Author: Yasuo Takata, B Company
Puka Puka Parades, October 1976, vol. 30 no. 5
Copy of speech Yasuo Takata gave at the 31st memorial service. Yasuo Takata recalls the night that Joe Takata died in WWII.
Welcoming Address
Welcome to our memorial service. Today, on the commemoration of the 33rd year of the death of Sgt. Joseph S. Takata, our first casualty in World War II, I have a message from Joe.
Going back to September 26, 1943, we spent a miserable night at Montemarano and it rained practically all night. Some of the men got up and redug their slit trenches about three times that night to sleep on dry ground. Others, after the first attempt to dig a dry hole, gave up and slept in the mud or slept sitting up. There was mud, mud, mud, everywhere.
The next morning, Company “B” led off with the third platoon leading the battalion. At the point was my third squad, followed by Joe Takata’s second squad. After an hour of hiking, we rounded a bend in the road, Sai Higa and Sakae Tanigawa spotted the Germans and warned us in the nick of time, for just after we hit the ground, the German machine guns opened up with burps after burps. The leaves of the bushes on the roadside were being clipped just inches above our heads. Sgt. Joe Takata took his squad up the ridge to get the machine gun from the top. As he climbed the ridge, a German 88 gun unit spotted him and began shelling. The shells followed him as he climbed up and down the ridge. During this skirmish, a shell fragment caught him in the head. Amidst the cries for the medics, I heard him calling to his corporal to take over. Joe gave the corporal his orders and told him to Carry On! Carry On! Carry On! Three times he cried “Carry On!” before his voice faded away.
Today, as I walked by Sgt. Takata’s grave, the words seemed to ring out, again Carry On! Carry On! Carry On!

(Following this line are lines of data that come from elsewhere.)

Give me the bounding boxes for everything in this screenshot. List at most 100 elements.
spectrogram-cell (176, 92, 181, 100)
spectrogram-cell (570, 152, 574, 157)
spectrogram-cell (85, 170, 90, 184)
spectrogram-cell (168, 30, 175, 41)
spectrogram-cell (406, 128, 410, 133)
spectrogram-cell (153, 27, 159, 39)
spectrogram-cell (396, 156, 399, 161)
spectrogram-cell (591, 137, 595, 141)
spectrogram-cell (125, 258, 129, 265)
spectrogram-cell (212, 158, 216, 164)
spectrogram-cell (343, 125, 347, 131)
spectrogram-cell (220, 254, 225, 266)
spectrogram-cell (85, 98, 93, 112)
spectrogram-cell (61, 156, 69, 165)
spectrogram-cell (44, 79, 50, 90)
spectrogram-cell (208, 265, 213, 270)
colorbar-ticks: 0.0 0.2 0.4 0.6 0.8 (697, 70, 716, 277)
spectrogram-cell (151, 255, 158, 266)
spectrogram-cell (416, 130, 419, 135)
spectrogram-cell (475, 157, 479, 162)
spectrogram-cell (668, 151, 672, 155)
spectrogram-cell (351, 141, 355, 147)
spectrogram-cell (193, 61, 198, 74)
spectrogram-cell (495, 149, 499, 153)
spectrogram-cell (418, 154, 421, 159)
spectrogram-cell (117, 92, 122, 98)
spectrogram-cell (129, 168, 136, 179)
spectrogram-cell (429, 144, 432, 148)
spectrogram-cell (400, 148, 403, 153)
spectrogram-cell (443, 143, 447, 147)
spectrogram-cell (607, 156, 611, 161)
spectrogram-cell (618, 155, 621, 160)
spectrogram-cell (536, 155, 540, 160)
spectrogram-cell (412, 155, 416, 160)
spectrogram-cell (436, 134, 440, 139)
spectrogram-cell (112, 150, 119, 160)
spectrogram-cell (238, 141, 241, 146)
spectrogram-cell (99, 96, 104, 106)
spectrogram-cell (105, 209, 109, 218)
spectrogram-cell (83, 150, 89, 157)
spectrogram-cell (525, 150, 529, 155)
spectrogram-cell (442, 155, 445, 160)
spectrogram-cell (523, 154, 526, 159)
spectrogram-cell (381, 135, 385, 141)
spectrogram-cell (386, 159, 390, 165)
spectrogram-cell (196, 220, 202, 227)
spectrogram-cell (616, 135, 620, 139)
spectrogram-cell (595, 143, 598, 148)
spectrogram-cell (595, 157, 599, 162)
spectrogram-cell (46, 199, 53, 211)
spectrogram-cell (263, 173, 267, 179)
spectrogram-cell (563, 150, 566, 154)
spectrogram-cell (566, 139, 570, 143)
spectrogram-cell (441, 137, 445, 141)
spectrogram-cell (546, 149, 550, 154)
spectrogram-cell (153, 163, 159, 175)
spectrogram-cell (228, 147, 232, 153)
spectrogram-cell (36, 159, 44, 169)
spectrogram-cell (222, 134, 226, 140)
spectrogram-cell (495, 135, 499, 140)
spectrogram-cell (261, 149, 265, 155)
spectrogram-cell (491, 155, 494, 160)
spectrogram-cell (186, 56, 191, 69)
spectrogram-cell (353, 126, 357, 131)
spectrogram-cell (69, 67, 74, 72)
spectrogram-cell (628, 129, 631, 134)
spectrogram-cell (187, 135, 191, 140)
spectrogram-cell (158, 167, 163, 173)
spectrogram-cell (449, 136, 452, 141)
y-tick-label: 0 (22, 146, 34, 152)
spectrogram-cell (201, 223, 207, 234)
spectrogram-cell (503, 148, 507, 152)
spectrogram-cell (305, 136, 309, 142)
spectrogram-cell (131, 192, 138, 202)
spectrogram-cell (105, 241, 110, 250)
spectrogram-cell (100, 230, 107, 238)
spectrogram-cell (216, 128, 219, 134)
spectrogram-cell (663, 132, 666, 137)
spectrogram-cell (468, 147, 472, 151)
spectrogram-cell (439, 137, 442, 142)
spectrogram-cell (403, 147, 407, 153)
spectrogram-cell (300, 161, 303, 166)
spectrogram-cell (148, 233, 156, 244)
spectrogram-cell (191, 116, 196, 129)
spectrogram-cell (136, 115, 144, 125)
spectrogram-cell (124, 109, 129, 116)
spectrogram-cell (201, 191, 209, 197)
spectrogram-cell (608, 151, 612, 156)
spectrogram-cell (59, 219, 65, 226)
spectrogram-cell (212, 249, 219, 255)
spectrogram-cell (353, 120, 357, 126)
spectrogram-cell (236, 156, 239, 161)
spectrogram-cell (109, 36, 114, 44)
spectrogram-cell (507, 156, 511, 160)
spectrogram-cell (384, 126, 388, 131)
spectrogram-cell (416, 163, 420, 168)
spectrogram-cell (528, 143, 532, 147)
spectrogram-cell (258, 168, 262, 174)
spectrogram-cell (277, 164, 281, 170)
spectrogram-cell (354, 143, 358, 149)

Many wars have been waged since 1776, but the fight for our American ideals which started 200 years ago, continues on.
One of our distinguished members, the Honorable Spark M. Matsunaga, our representative to Congress, in his speech at the 1976 Nisei Veterans Reunion, in Chicago urged us to keep up the fight. He quoted the bicentennial declaration — “We have reached a point in our history when a second American revolution is called for, a revolution not of violence, but of fulfillment, of fresh purposes and of new direction.”
Let us remember Sgt. Joe Takata’s last orders — Carry On! Let us keep up the fight.